I became a fan of Robert Fulghum and his writing after I graduated from Tusculum College, now Tusculum University. He wrote an essay titled “All I Really Need to Know I Learned in Kindergarten,” included in a book by the same name. A friend gifted me with a framed copy of the essay for graduation, and I loved the message.
I figured if I enjoyed one essay that much, I would probably enjoy his other writings, so I bought his books. I have read several of them, and I’ve given them as gifts to a few folks over the years. He looks at life and its little details in a way that few people do and is an inspiration to me, my outlook, and my writing.
One of my favorite Fulghum essays has been on my mind in recent months, and I was reminded of it again as I listened to Andy Sarkaney describe his early life in a Jewish ghetto during the Holocaust. (Mr. Sarkaney’s talk was part of Tusculum University’s Holocaust Remembrance Week, along with several other presentations.)
The essay was published in Fulghum’s book titled “Uh-Oh: Some Observations from Both Sides of the Refrigerator Door,” and it is titled “Sigmund Wollman’s Reality Test.” In it, Fulghum describes working at an inn in the Sierra Nevada Mountains in 1959. He had just graduated college and was filled with self-righteous indignation. He was complaining to the night auditor about the owner only providing sauerkraut and wieners for lunch every day for a week.
The night auditor, Sigmund Wollman, was a German Jew who survived the Auschwitz concentration camp for three years. He listened to Fulghum’s rant and then quietly said, “Fulchum [sic], you think you know everything, but you don’t know the difference between an inconvenience and a problem. If you break your neck, if you have nothing to eat, if your house in on fire—then you got a problem. Everything else is inconvenience. Life is inconvenient. Life is lumpy. Learn to separate the inconveniences from the real problems. You will live longer. And will not annoy people like me so much.”
Wow. Perspective is a valuable asset. It reminds us that the inconveniences we have today due to the coronavirus pandemic are just that, inconvenient. The pandemic seems to have gone on forever, but Mr. Wollman was incarcerated in a concentration camp far longer.
We’re being asked to wear a cloth or mask to cover the lower part of our faces when we are in public places with others, but Mr. Wollman was forced to wear filthy striped uniforms while incarcerated and a tattoo on his arm forever. Mr. Sarkaney and millions of other Jews were forced to wear a Jewish star on their clothing to brand them as inferior.

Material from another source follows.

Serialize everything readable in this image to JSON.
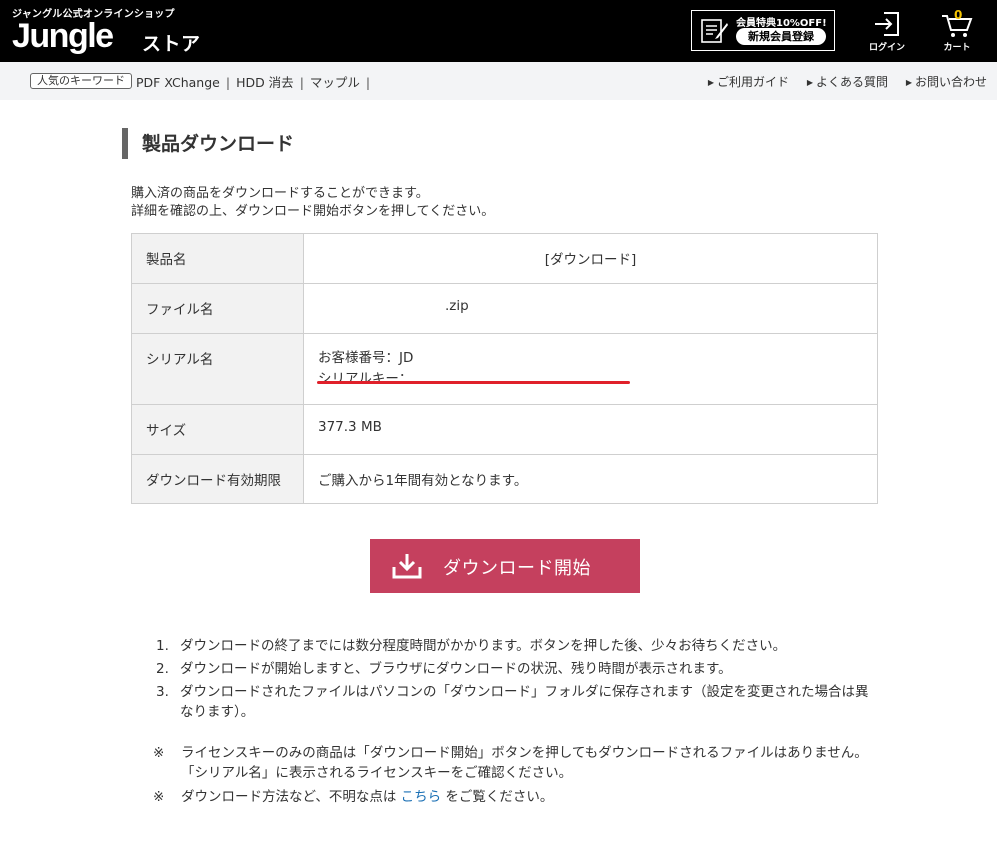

We are frustrated that large gatherings aren’t allowed. We couldn’t attend concerts and needed to limit vacation travel this summer, but Anne Frank’s family spent more than two years confined to four rooms because their survival depended on it.
We’ve had to reschedule or cancel events, and we may need to continue to do so for a while longer. Holiday celebrations have been smaller and shopping hours are shorter than we had become accustomed to, but food, goods, and services are still available. Less convenient, yes, but still available.
Fulghum ends his essay by saying he asks himself during times of stress, “Fulchum. Problem or inconvenience?” He calls it the ‘Wollman Test of Reality.’ He concludes by pointing out that “Life is lumpy. And a lump in the oatmeal, a lump in the throat, and a lump in the breast are not the same lump. One should learn the difference.”
Thanks for the wisdom, Mr. Fulghum, and for the reminder, Mr. Sarkaney.